引きこもりLv.999の国づくり! ―最強ステータスで世界統一します―

魔法少女どま子

堕落した国王

 ーー私は皇族だ。
 国民を平和に導く義務がある。
 私的な感情に振り回されてはいけない。
 エルノス父王が望んでいるのはたったひとつ。

 シュンの抹殺だけ。

 権力の分散を最も嫌う人だから。自分が一番偉くありたい人だから。

 シュンが《消えたあと》であれば、後のシュロン国はきっと父が統治してくれる。あるいは、私に統治の代行を任せてくれるかもしれない。

 シュン。
 彼さえ殺せば、世界は平和になる……

 夜。寝静まり返った客室。
 シュンもロニンも眠っている。
 そのなかにあって、セレスティアだけがゆっくりと、静かに起きあがった。

 引きこもりレベル999にして、最近は国王としてさらなる強さを手に入れたシュン。
 だが、寝ている姿は無防備なものだ。一気にこの隙を付けば、いくら彼だってーー

 胸が激しく高鳴る。
 自身の激しい息づかいが聞こえる。

 ーーごめん。シュン君。
 私を悪者と罵っても構わない。
 でも、こうするしか、もう方法はない。
 さよなら……私の尊敬する人。

 決意を固め、セレスティアが右手を掲げたーーその瞬間。

「殺るんなら、せめてロニンに当たらないようにしてくれよ」
「あ……」

 まさか気づいていたのか、シュンが静かに目を開いた。そのまま上半身を起こし、まっすぐにセレスティアを見据える。

「ご、ごめんなさい……これは……」
「わかってるさ。エルノスに頼まれたんだろ。大方、俺かシュロン国を天秤にかけられたんじゃねえの?」

 ーー鋭い。
 小国とはいえ、さすがは一国を束ねるだけはある。
 セレスティアが口ごもっていると、シュンは後頭部をかき、あーあと息を吐いた。

「でも、ま、おまえの思ってる通りかもしれねえな。俺さえいなくなりゃ、王都もシュロン国も平和になるのかもしれねえ。……はは、笑っちまうぜ」
「……シュン君、私は……」

 セレスティアが言いかけた、そのとき。

「危ねえ!」
 ふいにシュンがセレスティアのもとに飛び込んできた。
「えっ……?」
 シュンに抱き抱えられ、床をころころと転がり回る。その一瞬、セレスティアは視界の端に《あってはならない者》を捉えた。

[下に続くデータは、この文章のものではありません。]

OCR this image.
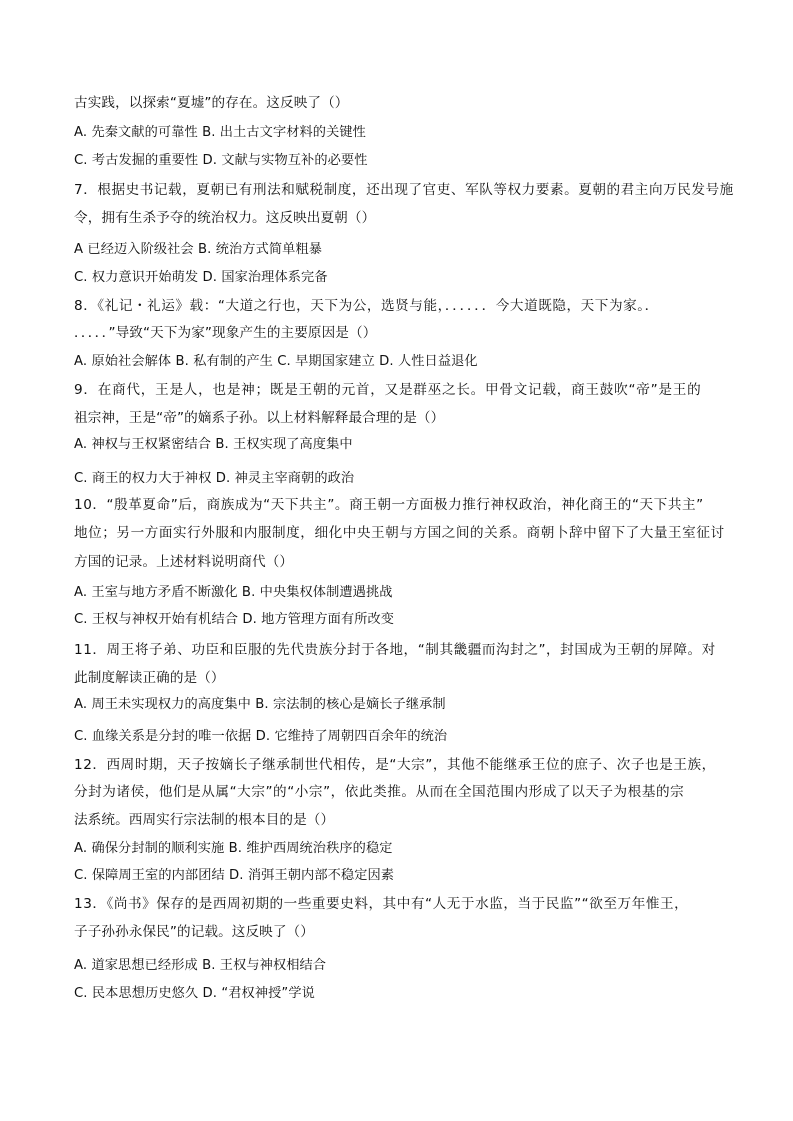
古实践，以探索“夏墟”的存在。这反映了（）
A. 先秦文献的可靠性 B. 出土古文字材料的关键性
C. 考古发掘的重要性 D. 文献与实物互补的必要性
7．根据史书记载，夏朝已有刑法和赋税制度，还出现了官吏、军队等权力要素。夏朝的君主向万民发号施
令，拥有生杀予夺的统治权力。这反映出夏朝（）
A 已经迈入阶级社会 B. 统治方式简单粗暴
C. 权力意识开始萌发 D. 国家治理体系完备
8．《礼记・礼运》载：“大道之行也，天下为公，选贤与能，．．．．．．今大道既隐，天下为家。．
．．．．．”导致“天下为家”现象产生的主要原因是（）
A. 原始社会解体 B. 私有制的产生 C. 早期国家建立 D. 人性日益退化
9．在商代，王是人，也是神；既是王朝的元首，又是群巫之长。甲骨文记载，商王鼓吹“帝”是王的
祖宗神，王是“帝”的嫡系子孙。以上材料解释最合理的是（）
A. 神权与王权紧密结合 B. 王权实现了高度集中
C. 商王的权力大于神权 D. 神灵主宰商朝的政治
10．“殷革夏命”后，商族成为“天下共主”。商王朝一方面极力推行神权政治，神化商王的“天下共主”
地位；另一方面实行外服和内服制度，细化中央王朝与方国之间的关系。商朝卜辞中留下了大量王室征讨
方国的记录。上述材料说明商代（）
A. 王室与地方矛盾不断激化 B. 中央集权体制遭遇挑战
C. 王权与神权开始有机结合 D. 地方管理方面有所改变
11．周王将子弟、功臣和臣服的先代贵族分封于各地，“制其畿疆而沟封之”，封国成为王朝的屏障。对
此制度解读正确的是（）
A. 周王未实现权力的高度集中 B. 宗法制的核心是嫡长子继承制
C. 血缘关系是分封的唯一依据 D. 它维持了周朝四百余年的统治
12．西周时期，天子按嫡长子继承制世代相传，是“大宗”，其他不能继承王位的庶子、次子也是王族，
分封为诸侯，他们是从属“大宗”的“小宗”，依此类推。从而在全国范围内形成了以天子为根基的宗
法系统。西周实行宗法制的根本目的是（）
A. 确保分封制的顺利实施 B. 维护西周统治秩序的稳定
C. 保障周王室的内部团结 D. 消弭王朝内部不稳定因素
13．《尚书》保存的是西周初期的一些重要史料，其中有“人无于水监，当于民监”“欲至万年惟王，
子子孙孙永保民”的记载。这反映了（）
A. 道家思想已经形成 B. 王权与神权相结合
C. 民本思想历史悠久 D. “君权神授”学说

 すなわち、エルノス国王から派遣された闖入ちんにゅう者ーー

 すっかり忘れていた。
 エルノス国王ほど用心深い人物が、二重の手を打たないわけがないのだ。

 すなわち、セレスティアを囮として、こっそり派遣した魔術師たちにシュンを暗殺させるーー

「お父様! あなたは、そこまで堕落して……!」

 セレスティアが叫んだ、その瞬間。
 シュンとセレスティアを、目映いばかりの光が包み込みーー 
 そして次の瞬間、セレスティアとシュンは見知らぬ場所にいた。